By David Tuller, DrPH
The draft of the new ME/CFS guidance from the UK’s National Institute for Health and Care Excellence is out–posted just after midnight, London time, on Tuesday, November 10. This is the headline: The draft represents a repudiation of the GET/CBT paradigm and the deconditioning hypothesis.
Here are key take-aways:
*Graded exercise therapy, other interventions based on the assumption that deconditioning plays a causal role, and the Lightning Process are explicitly NOT recommended.—they fall under a “do not offer” category.
*Cognitive behavior therapy as a cure or as a treatment for the illness itself is explicitly NOT recommended.
These positions have nuances. While GET is disavowed, the draft provides guidelines for physical maintenance and physical activity programs. While CBT-as-cure is out, the draft includes guidelines for providing CBT as adjunctive care for patients seeking psychological support and/or help managing their symptoms.
Many will object to some language and phrasing or find it to be ambiguous. Others will argue that proponents of GET and PACE-type CBT could cite passages selectively in an effort to bolster their claims. Certainly stakeholders on all sides will deconstruct the draft and submit their comments over the next six weeks. I’ll write more about the draft and subsequent developments in the next few months.

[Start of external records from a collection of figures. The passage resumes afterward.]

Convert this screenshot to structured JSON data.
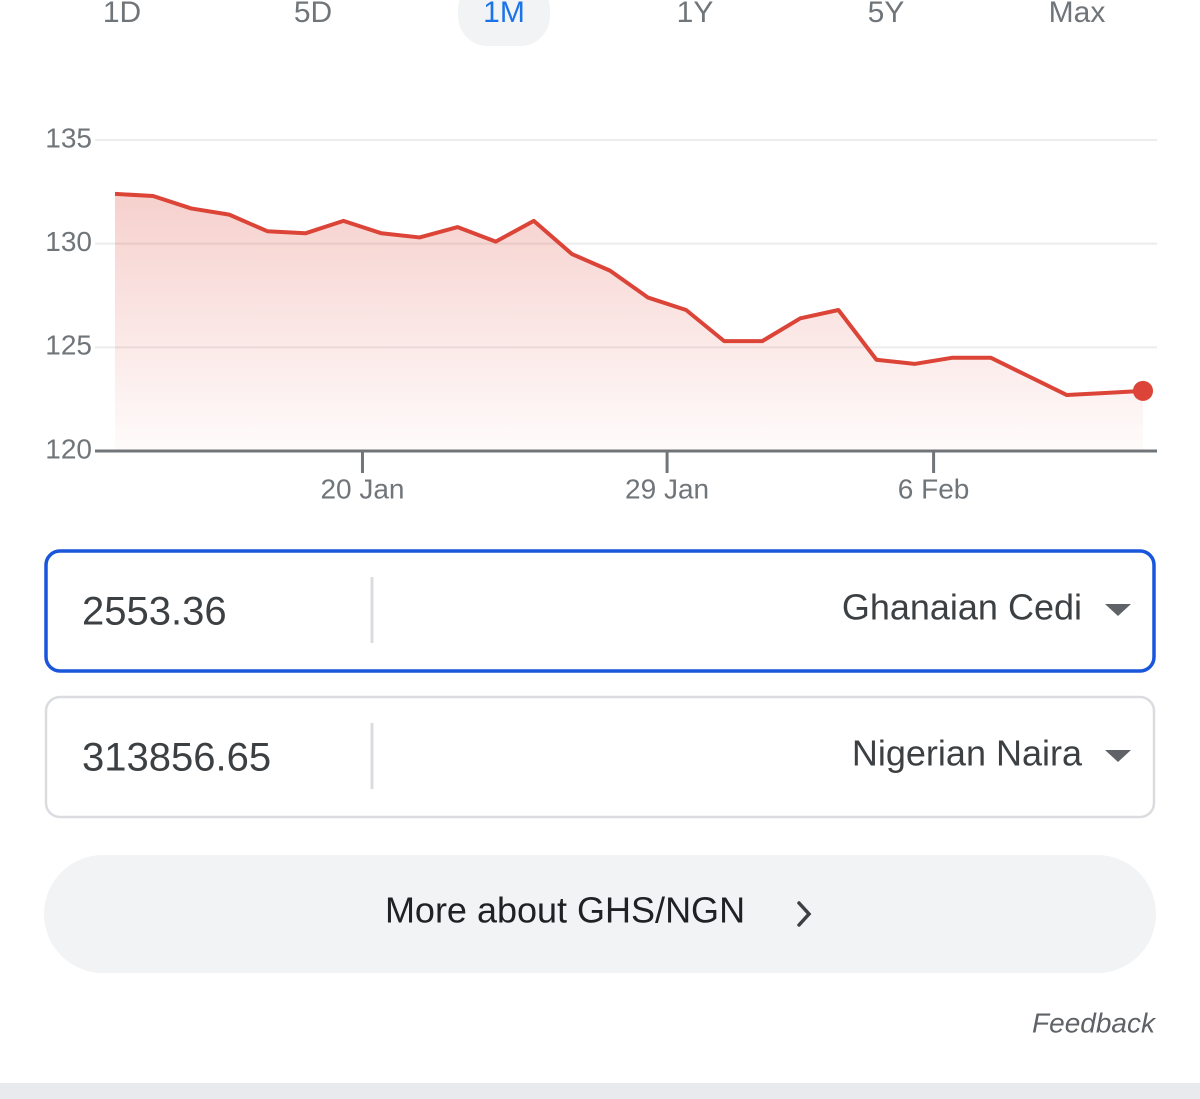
{
  "tabs": [
    "1D",
    "5D",
    "1M",
    "1Y",
    "5Y",
    "Max"
  ],
  "selected_tab": "1M",
  "chart_data": {
    "type": "line",
    "x": [
      0,
      1,
      2,
      3,
      4,
      5,
      6,
      7,
      8,
      9,
      10,
      11,
      12,
      13,
      14,
      15,
      16,
      17,
      18,
      19,
      20,
      21,
      22,
      23,
      24,
      25,
      26,
      27
    ],
    "series": [
      {
        "name": "GHS/NGN",
        "color": "#db4437",
        "values": [
          132.4,
          132.3,
          131.7,
          131.4,
          130.6,
          130.5,
          131.1,
          130.5,
          130.3,
          130.8,
          130.1,
          131.1,
          129.5,
          128.7,
          127.4,
          126.8,
          125.3,
          125.3,
          126.4,
          126.8,
          124.4,
          124.2,
          124.5,
          124.5,
          123.6,
          122.7,
          122.8,
          122.9
        ]
      }
    ],
    "xlim": [
      0,
      27
    ],
    "xticks": [
      {
        "value": 6.5,
        "label": "20 Jan"
      },
      {
        "value": 14.5,
        "label": "29 Jan"
      },
      {
        "value": 21.5,
        "label": "6 Feb"
      }
    ],
    "ylim": [
      120,
      135
    ],
    "yticks": [
      120,
      125,
      130,
      135
    ],
    "grid": true
  },
  "converter": [
    {
      "amount": "2553.36",
      "currency": "Ghanaian Cedi",
      "focused": true
    },
    {
      "amount": "313856.65",
      "currency": "Nigerian Naira",
      "focused": false
    }
  ],
  "button": "More about GHS/NGN",
  "feedback": "Feedback"
}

Not surprisingly, the Science Media Centre has rounded up some of the leading lights of the biopsychosocial ideological brigades to offer comment—Professor Sir Simon Wessely, Professor Michael Sharpe, Professor Trudie Chalder, Professor Alastair Miller and Professor Peter White. I’m not going to bother quoting any of their comments here. They bleat in protest at the content of the draft, once more citing their flawed body of research. .
The SMC did not present reaction from anyone supporting the NICE position, so it will be interesting to observe the UK coverage of the draft release. In the past, for the most part, opposition to the GET/CBT paradigm has not come from within the heart of the UK medical-academic-industrial complex–certainly not from a key agency like NICE. So this development presents the SMC with a particular challenge.
Given the balanced make-up of the NICE guidance committee, it would be hard to attribute the recommendations in this draft to the pernicious influence of a powerful lobby of unhinged, anti-science patients. But that argument could emerge during the comment period, as it emerged after the US Centers for Disease Control dropped the GET/CBT paradigm three years ago. The SMC helped perpetuate that impression in the CDC case, so it could try to disseminate it again this time around.
The biopsychosocial ideological brigades have regarded their hegemony over this domain as the natural state of affairs. The NICE draft indicates that they are no longer the dominant force in the field and no longer control the narrative. They likely find these circumstances to be unsettling, perhaps even outside their professional experience. Their SMC statements reflect some dismay, even panic, that their credibility now appears to be in question.
These folks will continue to protest. They will mount a vigorous response to the draft. Maybe the SMC will try to persuade one of its BFFs among the UK press corps to write articles supportive of their position. Perhaps, in the revision process, the guidance will shift bit back in their direction. Or perhaps ME/CFS patients and advocates will themselves successfully push for their own desired changes.
In any event, here’s where things stand: A carefully appointed committee has reviewed the evidence, and the members have approved a draft document. We can be sure that not everyone agrees with everything, and the final version published next spring could look very different. But this draft is unquestionably a big loss for the PACE investigators and their cabal.